Kitten (Russian: Кошечка, Koshechka) is a 1968 Soviet computer animation short film, one of the earliest examples of its kind. Produced using the BESM-4 computer, it features a realistic silhouette of a cat and was created as a technical demonstration of computational animation possibilities.

== Plot ==
The film depicts the movement of a cat's silhouette in a lifelike manner, serving primarily as a showcase of early digital animation techniques.

== Technical features ==
The frames were generated by printing onto paper using the alphanumeric printing device ACPU-128. A professional hand-drawn animator then transferred these frames onto film. The first frames (seen before the credits) were hand-drawn by the animator to depict the cat arching its back, making faces, and blinking.

The cat's movement was modeled using second-order differential equations, likely the first instance of this technique being applied to computer animation. The equations were developed by Viktor Minakhin, based on his own quadrupedal movement and muscle coordination (he walked on all fours and observed his own muscle sequence).

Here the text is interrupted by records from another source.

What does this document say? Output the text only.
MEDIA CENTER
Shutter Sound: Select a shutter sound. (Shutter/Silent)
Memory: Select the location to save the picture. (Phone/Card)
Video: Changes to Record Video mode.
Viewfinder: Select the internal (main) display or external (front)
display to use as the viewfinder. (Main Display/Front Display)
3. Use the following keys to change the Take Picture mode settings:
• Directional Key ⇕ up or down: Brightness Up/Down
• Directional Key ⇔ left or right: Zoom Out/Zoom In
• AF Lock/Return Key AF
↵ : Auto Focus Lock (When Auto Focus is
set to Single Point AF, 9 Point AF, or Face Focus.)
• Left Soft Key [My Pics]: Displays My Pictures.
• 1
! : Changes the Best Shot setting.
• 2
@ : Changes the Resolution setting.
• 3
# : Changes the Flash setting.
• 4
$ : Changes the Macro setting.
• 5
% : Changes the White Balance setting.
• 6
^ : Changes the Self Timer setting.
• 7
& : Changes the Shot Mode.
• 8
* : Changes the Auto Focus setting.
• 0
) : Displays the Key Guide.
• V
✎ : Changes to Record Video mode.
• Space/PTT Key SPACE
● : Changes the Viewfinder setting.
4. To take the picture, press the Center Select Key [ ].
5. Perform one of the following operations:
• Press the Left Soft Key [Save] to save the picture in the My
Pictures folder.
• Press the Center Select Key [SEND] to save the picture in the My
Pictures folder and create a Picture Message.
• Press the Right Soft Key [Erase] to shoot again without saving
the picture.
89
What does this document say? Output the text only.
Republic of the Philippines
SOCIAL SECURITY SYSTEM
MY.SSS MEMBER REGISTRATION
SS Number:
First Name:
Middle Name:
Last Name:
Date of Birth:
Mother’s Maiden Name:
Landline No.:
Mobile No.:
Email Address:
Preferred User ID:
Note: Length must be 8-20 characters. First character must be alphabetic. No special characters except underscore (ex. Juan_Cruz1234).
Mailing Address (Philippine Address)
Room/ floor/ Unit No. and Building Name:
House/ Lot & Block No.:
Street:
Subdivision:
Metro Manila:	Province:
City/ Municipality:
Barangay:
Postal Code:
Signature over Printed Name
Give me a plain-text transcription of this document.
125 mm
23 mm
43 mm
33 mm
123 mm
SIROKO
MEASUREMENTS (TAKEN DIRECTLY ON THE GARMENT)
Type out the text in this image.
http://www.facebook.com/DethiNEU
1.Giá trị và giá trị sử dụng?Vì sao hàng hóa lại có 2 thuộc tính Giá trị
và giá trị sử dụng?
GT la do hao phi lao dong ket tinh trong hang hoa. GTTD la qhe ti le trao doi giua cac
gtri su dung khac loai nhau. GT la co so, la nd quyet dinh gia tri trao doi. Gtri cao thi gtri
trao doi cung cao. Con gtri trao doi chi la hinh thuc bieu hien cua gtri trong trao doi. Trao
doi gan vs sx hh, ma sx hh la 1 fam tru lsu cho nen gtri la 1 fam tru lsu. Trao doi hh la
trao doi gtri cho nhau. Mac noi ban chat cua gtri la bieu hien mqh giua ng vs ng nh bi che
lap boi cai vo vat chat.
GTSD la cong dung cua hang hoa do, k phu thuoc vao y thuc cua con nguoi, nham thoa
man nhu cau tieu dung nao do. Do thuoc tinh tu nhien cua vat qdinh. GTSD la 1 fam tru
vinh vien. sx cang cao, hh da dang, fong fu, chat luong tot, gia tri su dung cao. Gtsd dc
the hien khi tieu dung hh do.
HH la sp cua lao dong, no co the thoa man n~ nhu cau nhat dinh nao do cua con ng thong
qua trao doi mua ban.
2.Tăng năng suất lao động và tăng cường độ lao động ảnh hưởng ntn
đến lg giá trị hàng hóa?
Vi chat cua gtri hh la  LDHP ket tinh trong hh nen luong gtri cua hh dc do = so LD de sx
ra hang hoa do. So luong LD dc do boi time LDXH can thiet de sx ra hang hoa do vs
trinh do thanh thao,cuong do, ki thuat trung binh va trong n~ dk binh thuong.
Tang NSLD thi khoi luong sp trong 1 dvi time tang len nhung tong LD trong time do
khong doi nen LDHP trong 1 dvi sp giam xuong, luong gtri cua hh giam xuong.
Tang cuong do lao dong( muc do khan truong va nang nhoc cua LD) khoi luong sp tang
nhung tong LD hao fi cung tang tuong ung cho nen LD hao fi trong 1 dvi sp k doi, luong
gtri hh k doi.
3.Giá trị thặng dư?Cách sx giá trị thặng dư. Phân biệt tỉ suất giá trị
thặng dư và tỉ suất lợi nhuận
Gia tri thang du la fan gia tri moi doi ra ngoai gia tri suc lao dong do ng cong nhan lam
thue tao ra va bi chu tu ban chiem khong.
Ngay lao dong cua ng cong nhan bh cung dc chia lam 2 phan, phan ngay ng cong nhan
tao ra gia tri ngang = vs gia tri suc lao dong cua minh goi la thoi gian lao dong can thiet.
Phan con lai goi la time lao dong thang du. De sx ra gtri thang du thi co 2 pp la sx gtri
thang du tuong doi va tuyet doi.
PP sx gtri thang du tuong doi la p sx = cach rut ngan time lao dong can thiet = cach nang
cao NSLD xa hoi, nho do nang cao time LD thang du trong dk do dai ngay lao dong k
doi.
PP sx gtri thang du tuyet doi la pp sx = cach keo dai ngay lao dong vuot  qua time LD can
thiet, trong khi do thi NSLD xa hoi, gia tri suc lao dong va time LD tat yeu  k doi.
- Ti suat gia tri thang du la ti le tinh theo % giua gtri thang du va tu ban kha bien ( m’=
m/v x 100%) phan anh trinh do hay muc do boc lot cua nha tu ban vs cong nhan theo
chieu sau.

A key innovation was representing the 3D animated object as a hierarchical data structure akin to an octree. Similar techniques were rediscovered in Western animation only in the 1980s, though biomechanical motion calculations existed earlier, dating back to the 1970s. Unlike later physics-based animations, the equations were designed "by eye" to replicate typical feline gait. Despite this, the realism impressed experts like Rick Parent, author of Computer Animation: Algorithms and Technologies.

== Production history ==
Development began in Alexander Kronrod's lab at the Institute for Theoretical and Experimental Physics. After Kronrod signed the Letter of the Ninety-Nine, the lab was shut down. The team relocated first to the Institute for Problems in Information Transmission and later to Moscow Pedagogical State University, while frame production continued at Moscow State University's Department of Scientific Cinematography.

When rendering the film on different BESM-4 machines across various institutes, the creators encountered issues with incompatible machine codes, requiring them to make on-the-fly adjustments to the program.

The premiere took place at Moscow State University, and Konstantinov later screened it in school lectures. In 1974, the journal Problems of Cybernetics published a detailed account of the film's creation process.